11/22/24: McNeal
What: Lincoln Center presents a new play by Ayad Akhtar about a celebrated writer grappling with the rise of AI and the corruption of his own integrity as a writer.
And? I haven't read the reviews but the vibes I'd picked up led me to believe I'd either be bored or disdainful of this production. So maybe with those managed expectations, I had a better time than expected? It's an interesting and complex character study of someone I'd never want to meet in real life: someone who goes from borrowing liberally from other people's real-life stories, to borrowing liberally from an unpublished manuscript, and finally to asking AI to borrow liberally on his behalf and say it's his. If you ask me why a man who would do this is so openly critical of AI, calling it the end of true creative works, I point you to his rampant self-loathing and self-destructive tendencies. Design-wise, I still haven't figured out what story the scenic design is telling, nor fully have I figured out some of the elements of the staging (I was telling myself a different story than the one the play ultimately told), but the lighting design is a clever and sneaky lens to what is going on in the show. Ultimately we're left with an unresolved ambiguity. Sometimes that makes for satisfying theater, something you can go out into the night debating (see: this season's Job); here, it felt like maybe the show itself didn't know the answer and was hoping we might help.
Robert Downey Jr. and Brittany Bellizeare as Jacob McNeal and Natasha Brathwaite. Photo by Matthew Murphy and Evan Zimmerman. |
11/23/24: Ruddigore
What: NYGASP presents the Gilbert & Sullivan operetta about the Bad Baronet.
And? An absolute delight. This production has a lot of their stalwart regulars in the principal roles, and they are each of them in wonderful voice with good comic delivery. The score for Ruddigore is full of great songs, and it's a real treat to hear them sung so well.
11/23/24: Left on Tenth
What: Delia Ephron's play based on her memoir.

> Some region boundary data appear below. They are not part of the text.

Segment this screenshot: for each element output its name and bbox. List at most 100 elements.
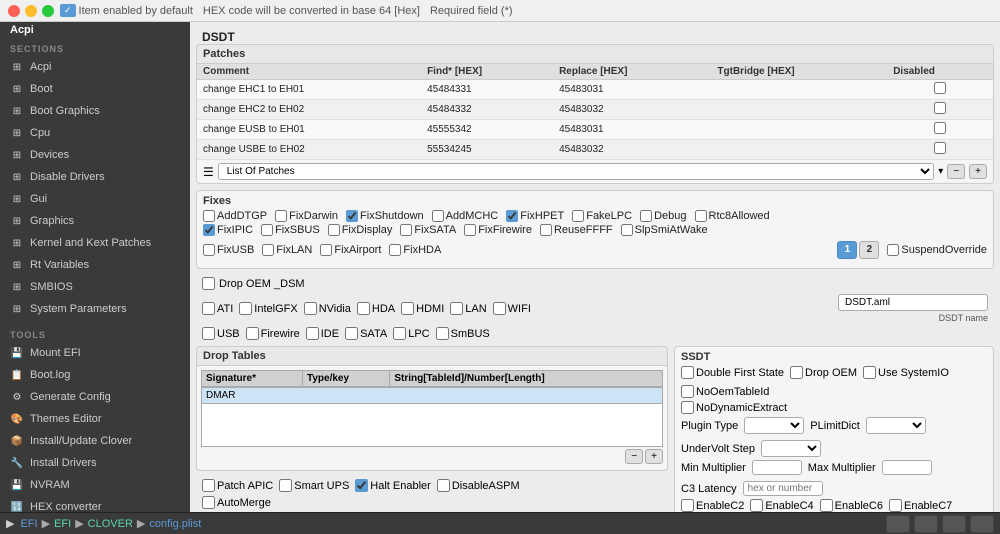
fix-fix-sbus-checkbox[interactable] — [261, 224, 273, 236]
sidebar-item-devices[interactable]: ⊞ Devices — [0, 144, 190, 166]
ssdt-plimit-dict-select[interactable] — [866, 417, 926, 434]
fix-reuse-ffff-checkbox[interactable] — [540, 224, 552, 236]
sidebar-item-nvram[interactable]: 💾 NVRAM — [0, 474, 190, 496]
sidebar-item-graphics[interactable]: ⊞ Graphics — [0, 210, 190, 232]
fix-fix-lan-checkbox[interactable] — [262, 244, 274, 256]
sidebar-item-gui[interactable]: ⊞ Gui — [0, 188, 190, 210]
sidebar-item-rt-variables[interactable]: ⊞ Rt Variables — [0, 254, 190, 276]
fix-fix-display: FixDisplay — [328, 224, 393, 236]
bitmask-lan-checkbox[interactable] — [450, 302, 463, 315]
page-btn-2[interactable]: 2 — [859, 241, 879, 259]
fix-rtc8allowed-checkbox[interactable] — [695, 210, 707, 222]
disable-aspm-checkbox[interactable] — [437, 479, 450, 492]
ssdt-double-first-state: Double First State — [681, 366, 784, 379]
bitmask-ide-checkbox[interactable] — [306, 327, 319, 340]
auto-merge-checkbox[interactable] — [202, 496, 215, 509]
fix-fix-sata-checkbox[interactable] — [400, 224, 412, 236]
bitmask-firewire-checkbox[interactable] — [246, 327, 259, 340]
patch-apic-checkbox[interactable] — [202, 479, 215, 492]
ssdt-enable-c2-checkbox[interactable] — [681, 499, 694, 512]
fix-slp-smi-at-wake-checkbox[interactable] — [621, 224, 633, 236]
sidebar-item-boot[interactable]: ⊞ Boot — [0, 78, 190, 100]
sidebar-item-boot-log[interactable]: 📋 Boot.log — [0, 364, 190, 386]
patch-disabled-4[interactable] — [887, 140, 993, 160]
sidebar-item-generate-config[interactable]: ⚙ Generate Config — [0, 386, 190, 408]
close-button[interactable] — [8, 5, 20, 17]
disable-aspm-label: DisableASPM — [452, 480, 520, 492]
sidebar-item-install-clover[interactable]: 📦 Install/Update Clover — [0, 430, 190, 452]
ssdt-row-2: NoDynamicExtract — [681, 401, 987, 414]
ssdt-max-mult-input[interactable] — [882, 460, 932, 475]
fix-fix-firewire-checkbox[interactable] — [464, 224, 476, 236]
minimize-button[interactable] — [25, 5, 37, 17]
sidebar-item-smbios[interactable]: ⊞ SMBIOS — [0, 276, 190, 298]
patch-disabled-2[interactable] — [887, 100, 993, 120]
bitmask-sata-checkbox[interactable] — [345, 327, 358, 340]
table-row: change USBE to EH02 55534245 45483032 — [197, 140, 993, 160]
sidebar-item-disable-drivers[interactable]: ⊞ Disable Drivers — [0, 166, 190, 188]
sidebar-item-system-params[interactable]: ⊞ System Parameters — [0, 298, 190, 320]
fix-fake-lpc-checkbox[interactable] — [572, 210, 584, 222]
bitmask-ati-checkbox[interactable] — [202, 302, 215, 315]
fix-fix-hda-checkbox[interactable] — [389, 244, 401, 256]
halt-enabler-checkbox[interactable] — [355, 479, 368, 492]
fix-fix-shutdown-checkbox[interactable] — [346, 210, 358, 222]
remove-dt-button[interactable]: − — [625, 449, 643, 464]
ssdt-drop-oem-label: Drop OEM — [805, 367, 857, 379]
patch-disabled-3[interactable] — [887, 120, 993, 140]
footer-btn-1[interactable] — [886, 515, 910, 533]
bitmask-smbus-checkbox[interactable] — [436, 327, 449, 340]
bitmask-wifi-checkbox[interactable] — [493, 302, 506, 315]
sidebar-item-themes-editor[interactable]: 🎨 Themes Editor — [0, 408, 190, 430]
bitmask-hdmi-checkbox[interactable] — [401, 302, 414, 315]
ssdt-undervolt-step-select[interactable] — [761, 440, 821, 457]
bitmask-intelgfx-checkbox[interactable] — [239, 302, 252, 315]
sidebar-item-hex-converter[interactable]: 🔢 HEX converter — [0, 496, 190, 512]
footer-btn-2[interactable] — [914, 515, 938, 533]
drop-oem-dsm-checkbox[interactable] — [202, 277, 215, 290]
maximize-button[interactable] — [42, 5, 54, 17]
ssdt-drop-oem-checkbox[interactable] — [790, 366, 803, 379]
bitmask-lpc-checkbox[interactable] — [393, 327, 406, 340]
fix-suspend-override-checkbox[interactable] — [887, 244, 899, 256]
footer-btn-3[interactable] — [942, 515, 966, 533]
ssdt-double-first-state-checkbox[interactable] — [681, 366, 694, 379]
ssdt-enable-c4-checkbox[interactable] — [750, 499, 763, 512]
list-of-patches-select[interactable]: List Of Patches — [218, 163, 935, 180]
ssdt-enable-c6-checkbox[interactable] — [820, 499, 833, 512]
ssdt-c3-latency-input[interactable] — [743, 481, 823, 496]
sidebar-item-boot-graphics[interactable]: ⊞ Boot Graphics — [0, 100, 190, 122]
bitmask-hda-checkbox[interactable] — [357, 302, 370, 315]
sidebar-item-install-drivers[interactable]: 🔧 Install Drivers — [0, 452, 190, 474]
sidebar-item-mount-efi[interactable]: 💾 Mount EFI — [0, 342, 190, 364]
dsdt-name-input[interactable] — [838, 294, 988, 311]
bitmask-usb-checkbox[interactable] — [202, 327, 215, 340]
ssdt-use-systemio-checkbox[interactable] — [863, 366, 876, 379]
fix-fix-hpet-checkbox[interactable] — [506, 210, 518, 222]
bitmask-nvidia-checkbox[interactable] — [304, 302, 317, 315]
fix-fix-airport-checkbox[interactable] — [320, 244, 332, 256]
page-btn-1[interactable]: 1 — [837, 241, 857, 259]
patch-disabled-1[interactable] — [887, 80, 993, 100]
ssdt-enable-c7-checkbox[interactable] — [889, 499, 902, 512]
ssdt-no-dynamic-extract-checkbox[interactable] — [681, 401, 694, 414]
fix-fix-darwin-checkbox[interactable] — [275, 210, 287, 222]
ssdt-no-oem-table-id-checkbox[interactable] — [681, 385, 694, 398]
sidebar-item-kernel-kext[interactable]: ⊞ Kernel and Kext Patches — [0, 232, 190, 254]
ssdt-plugin-type-select[interactable] — [744, 417, 804, 434]
smart-ups-checkbox[interactable] — [279, 479, 292, 492]
fix-add-dtgp-checkbox[interactable] — [203, 210, 215, 222]
ssdt-min-mult-input[interactable] — [752, 460, 802, 475]
sidebar-item-cpu[interactable]: ⊞ Cpu — [0, 122, 190, 144]
add-patch-button[interactable]: + — [969, 164, 987, 179]
add-dt-button[interactable]: + — [645, 449, 663, 464]
fix-debug-checkbox[interactable] — [640, 210, 652, 222]
fix-fix-ipic-checkbox[interactable] — [203, 224, 215, 236]
fix-fix-usb-checkbox[interactable] — [203, 244, 215, 256]
list-item[interactable]: DMAR — [202, 388, 662, 404]
sidebar-item-acpi[interactable]: ⊞ Acpi — [0, 56, 190, 78]
footer-btn-4[interactable] — [970, 515, 994, 533]
fix-fix-display-checkbox[interactable] — [328, 224, 340, 236]
remove-patch-button[interactable]: − — [947, 164, 965, 179]
fix-add-mchc-checkbox[interactable] — [432, 210, 444, 222]
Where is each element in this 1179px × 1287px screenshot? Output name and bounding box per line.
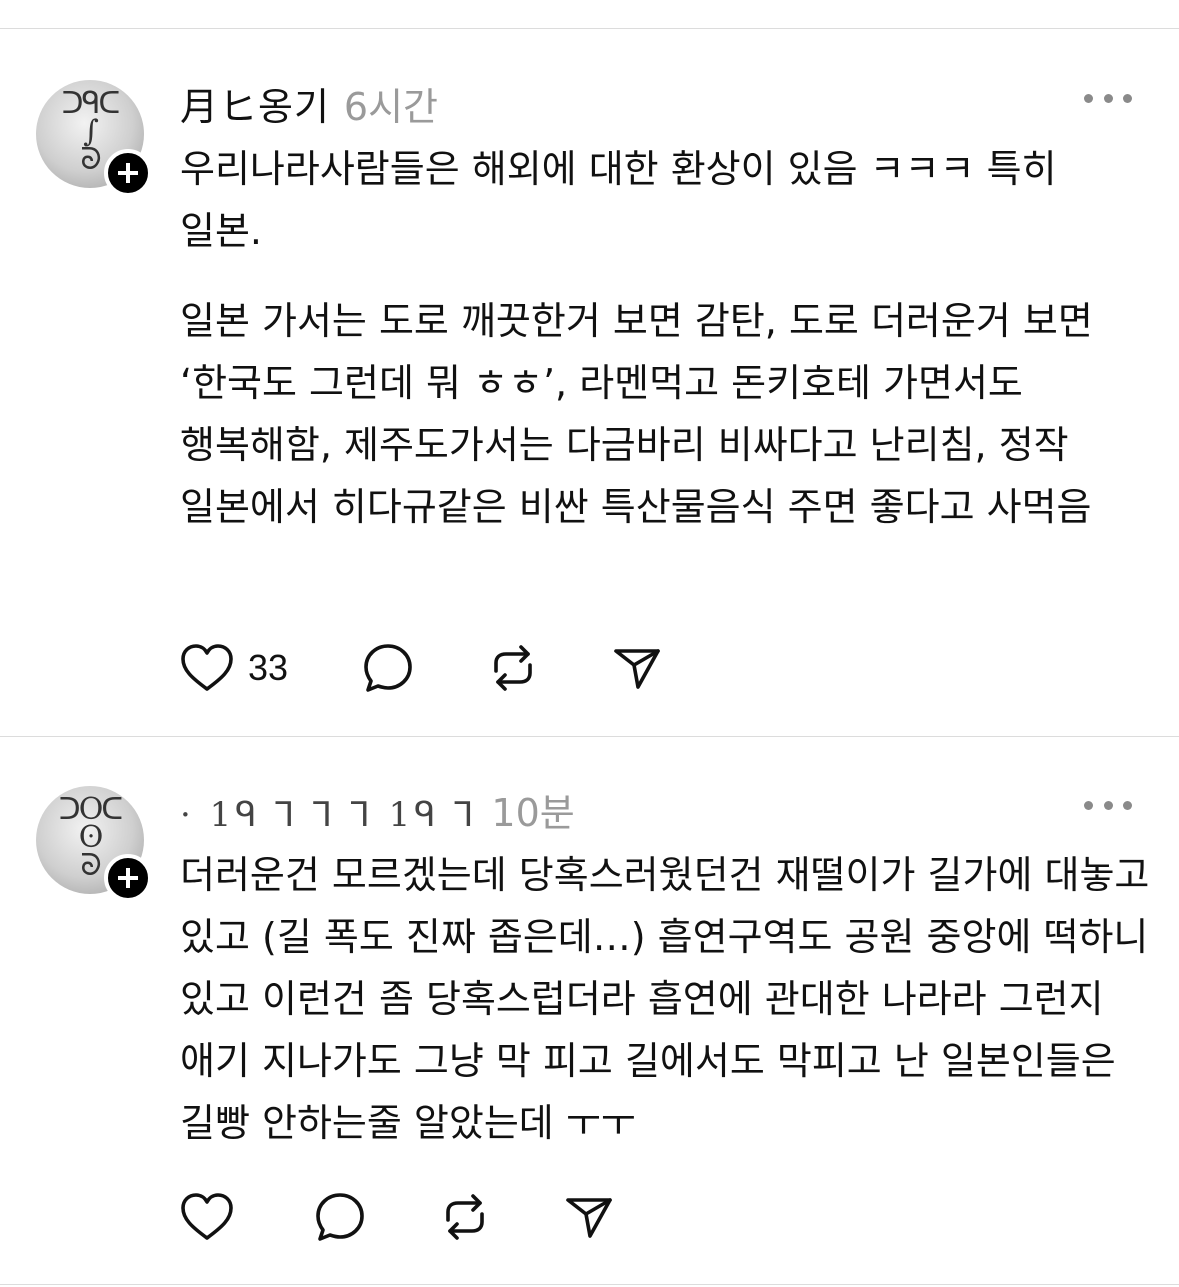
post-paragraph: 더러운건 모르겠는데 당혹스러웠던건 재떨이가 길가에 대놓고 있고 (길 폭도… xyxy=(180,853,1150,1145)
like-count: 33 xyxy=(248,647,289,688)
share-button[interactable] xyxy=(612,643,662,693)
send-icon xyxy=(614,649,660,689)
like-button[interactable]: 33 xyxy=(180,643,288,693)
repost-button[interactable] xyxy=(488,643,538,693)
repost-icon xyxy=(494,645,532,691)
speech-bubble-icon xyxy=(316,1193,364,1241)
repost-icon xyxy=(446,1194,484,1240)
username[interactable]: 月ヒ옹기 xyxy=(180,76,330,131)
like-button[interactable] xyxy=(180,1192,248,1242)
speech-bubble-icon xyxy=(364,644,412,692)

And? A very good case of a show that isn't for me, but is for someone else. The woman next to me was having a full emotional journey with the show. For me, it was fine but nowhere near a must-see. Serviceable, but not making any design or staging choices that I found particularly interesting enough to elevate beyond the play itself. The romance stuff is well-done, the two leads very charming. The narration is overused and poorly delivered.
Peter Francis James, Peter Gallagher, Julianna Margulies, and Kate MacCluggage as Featured Actor, Peter, Delia, and Featured Actress. Photo by Joan Marcus. |
11/24/24: Gatz
What: Elevator Repair Service brings back their celebrated adaption of The Great Gatsby (the entire text presented onstage over the course of 8 hours (including a 90 minute dinner break).
And? I feel so lucky they brought this back to New York one last time so I could finally see it. There is a special kind of energy to be part of an audience who has given over any anxiety about time and is here for the day, to be taken on a journey. I'm thinking as I write this of other days in which I spent most of my time inside one theatrical story: all of The Norman Conquests in one day, The Inheritance, pre-lockdown Cursed Child. Here we knew the show would start at 2pm, that there would be three breaks (two regular intermissions, one dinner break), and beyond that we were all here for the journey. And it's a journey that creeps up on you. A man enters a run-down office full of file boxes and 70s-era wall paneling; he sits at an old boxy computer that doesn't want to turn out, and then pulls out a book and starts reading. At first office life continues around him but then, gradually, they take on the roles and tell the story together. The line between office characters and Gatsby characters are as blurry as Nick's memory of the parties he attends that summer. I don't know that what I described actually conveys the hypnotic sense of the production, but it's very effective theater.